Journal de bord de mon projet documentaire sur la transmission des luttes féministes et lesbiennes en Normandie. Épisode 6.
Je pars dans la nuit sous des trombes d’eau. J’arrive à la gare, essoufflée d’avoir couru ; partie trop juste, comme d’habitude. Je m’installe à une place seule et j’attends que tout le monde soit installé avant de trouver un siège pour étaler mes affaires trempées. Je crains que mon matériel ait pris l’eau. Heureusement non. Mon pantalon mettra tout le trajet Angers – Le Mans pour sécher. Il est 9h, arrivée en gare d’Alençon. Je demande à la vendeuse de la boutique de Relay de m’aider à enfiler ma cape de pluie par-dessus mon immense sac à dos. Elle prend bien soin de l’ajuster, je me dis que je suis contente d’avoir demandé de l’aide et d’avoir rencontré le sourire et la bienveillance de cette femme.

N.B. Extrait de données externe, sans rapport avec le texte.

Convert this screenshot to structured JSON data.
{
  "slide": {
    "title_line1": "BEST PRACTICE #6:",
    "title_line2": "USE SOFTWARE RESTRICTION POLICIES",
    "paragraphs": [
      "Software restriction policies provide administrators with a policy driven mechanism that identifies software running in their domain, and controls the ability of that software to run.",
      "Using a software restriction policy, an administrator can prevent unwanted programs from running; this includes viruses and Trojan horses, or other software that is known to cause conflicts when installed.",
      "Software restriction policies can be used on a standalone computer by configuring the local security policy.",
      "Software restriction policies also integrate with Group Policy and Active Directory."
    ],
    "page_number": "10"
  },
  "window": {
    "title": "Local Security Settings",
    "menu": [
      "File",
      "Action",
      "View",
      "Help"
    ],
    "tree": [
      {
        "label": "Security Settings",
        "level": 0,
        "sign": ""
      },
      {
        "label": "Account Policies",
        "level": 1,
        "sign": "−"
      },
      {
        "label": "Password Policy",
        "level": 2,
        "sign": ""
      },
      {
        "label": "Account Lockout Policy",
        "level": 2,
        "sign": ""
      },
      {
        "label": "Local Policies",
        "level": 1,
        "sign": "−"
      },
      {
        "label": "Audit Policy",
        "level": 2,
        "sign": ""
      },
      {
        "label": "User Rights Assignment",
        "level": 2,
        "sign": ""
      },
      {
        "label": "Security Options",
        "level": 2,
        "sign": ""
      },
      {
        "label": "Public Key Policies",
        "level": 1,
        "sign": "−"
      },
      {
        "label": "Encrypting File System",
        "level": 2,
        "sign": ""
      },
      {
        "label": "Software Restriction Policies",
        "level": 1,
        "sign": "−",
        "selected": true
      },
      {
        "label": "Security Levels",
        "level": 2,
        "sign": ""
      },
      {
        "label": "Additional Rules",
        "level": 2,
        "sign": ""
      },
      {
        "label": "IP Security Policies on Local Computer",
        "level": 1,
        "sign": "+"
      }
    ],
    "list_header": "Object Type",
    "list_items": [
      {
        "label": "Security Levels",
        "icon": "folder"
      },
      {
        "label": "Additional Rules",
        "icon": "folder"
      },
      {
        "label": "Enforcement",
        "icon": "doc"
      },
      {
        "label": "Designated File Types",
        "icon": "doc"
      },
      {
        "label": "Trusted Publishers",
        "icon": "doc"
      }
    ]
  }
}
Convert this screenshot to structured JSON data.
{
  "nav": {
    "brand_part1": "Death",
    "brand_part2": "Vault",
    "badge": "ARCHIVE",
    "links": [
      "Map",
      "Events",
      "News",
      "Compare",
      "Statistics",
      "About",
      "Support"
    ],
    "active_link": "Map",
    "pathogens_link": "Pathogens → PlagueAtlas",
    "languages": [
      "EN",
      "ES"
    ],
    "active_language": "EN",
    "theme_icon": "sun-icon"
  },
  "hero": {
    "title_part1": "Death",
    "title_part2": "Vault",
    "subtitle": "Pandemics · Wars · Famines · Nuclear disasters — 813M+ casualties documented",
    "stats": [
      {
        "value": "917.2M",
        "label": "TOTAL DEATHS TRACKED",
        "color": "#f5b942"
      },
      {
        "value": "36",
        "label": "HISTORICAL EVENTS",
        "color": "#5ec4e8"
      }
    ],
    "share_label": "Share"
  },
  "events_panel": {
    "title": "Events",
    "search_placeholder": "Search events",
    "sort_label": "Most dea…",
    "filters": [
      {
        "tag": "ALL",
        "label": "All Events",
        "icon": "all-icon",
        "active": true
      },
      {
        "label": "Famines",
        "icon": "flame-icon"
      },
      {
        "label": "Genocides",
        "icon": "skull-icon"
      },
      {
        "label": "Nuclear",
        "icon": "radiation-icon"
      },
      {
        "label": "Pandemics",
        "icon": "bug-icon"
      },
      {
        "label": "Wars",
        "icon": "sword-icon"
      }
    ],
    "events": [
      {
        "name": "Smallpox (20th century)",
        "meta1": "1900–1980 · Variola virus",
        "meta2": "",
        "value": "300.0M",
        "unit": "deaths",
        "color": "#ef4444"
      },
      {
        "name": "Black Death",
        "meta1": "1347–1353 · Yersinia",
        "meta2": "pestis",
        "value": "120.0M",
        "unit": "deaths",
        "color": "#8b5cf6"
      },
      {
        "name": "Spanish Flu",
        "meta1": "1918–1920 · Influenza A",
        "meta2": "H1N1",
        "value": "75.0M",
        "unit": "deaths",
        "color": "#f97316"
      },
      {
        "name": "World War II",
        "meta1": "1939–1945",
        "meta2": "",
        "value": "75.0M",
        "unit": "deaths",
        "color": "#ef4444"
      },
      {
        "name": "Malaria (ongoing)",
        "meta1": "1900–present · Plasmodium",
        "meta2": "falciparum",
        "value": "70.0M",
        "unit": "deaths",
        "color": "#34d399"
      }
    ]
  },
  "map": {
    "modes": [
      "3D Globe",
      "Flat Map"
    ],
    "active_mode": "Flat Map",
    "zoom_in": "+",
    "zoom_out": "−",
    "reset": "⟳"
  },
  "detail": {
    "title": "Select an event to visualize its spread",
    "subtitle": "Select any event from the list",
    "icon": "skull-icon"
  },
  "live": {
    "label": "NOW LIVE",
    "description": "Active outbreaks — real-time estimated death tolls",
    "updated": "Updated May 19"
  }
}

Je découvre la route qui me mène aux archives municipales d’Alençon. Les consultations se font habituellement l’après-midi mais j’ai pu prendre rendez-vous pour être accueillie le matin. C’était le seul créneau que j’avais de libre de façon assurée pendant ces deux jours de tournage. Je me disais que si je n’avais pas le temps de consulter toutes les archives, je pourrais éventuellement y retourner le lendemain après-midi. En tournage, je garde toujours des moments libres pour un entretien de dernière minute, un endroit à visiter dont on viendrait de me parler, des archives à consulter. Je dois attendre 9h30 avant de sonner. Je m’abrite sous le porche. J’ouvre enfin et je me retrouve au milieu de boîtes d’archives empilées. À gauche, un escalier étroit mène à la salle de consultation. Je dois déposer mes affaires avant d’entrer. Mon gros sac à dos ne rentre pas dans le casier, haut et étroit, à côté de la porte. Je dois en décharger tout son contenu pour le glisser à l’intérieur. L’archiviste, inquiet de tout le bruit que je fais dans le couloir, sort de la salle et me propose son aide. Je m’inscris en remplissant un formulaire et la responsable du service vient à ma rencontre pour me présenter les fonds qui ont été identifiés pour ma recherche. J’avais en effet contacté le service avant ma venue pour expliquer quel était mon sujet de recherche et demander de l’aide pour trouver des fonds d’archives pertinents. J’ai été bien aidée et les archivistes se sont montrés accueillants. Quelques boîtes ont été préparées pour ma visite. Je les prends, une par une et en photographie le contenu. La table de consultation (grande et ovale) se trouve au milieu de la pièce, entre les bureaux du personnel. Ils échangent entre eux, assis à leur poste de travail, moi au milieu, c’est plutôt convivial et immersif…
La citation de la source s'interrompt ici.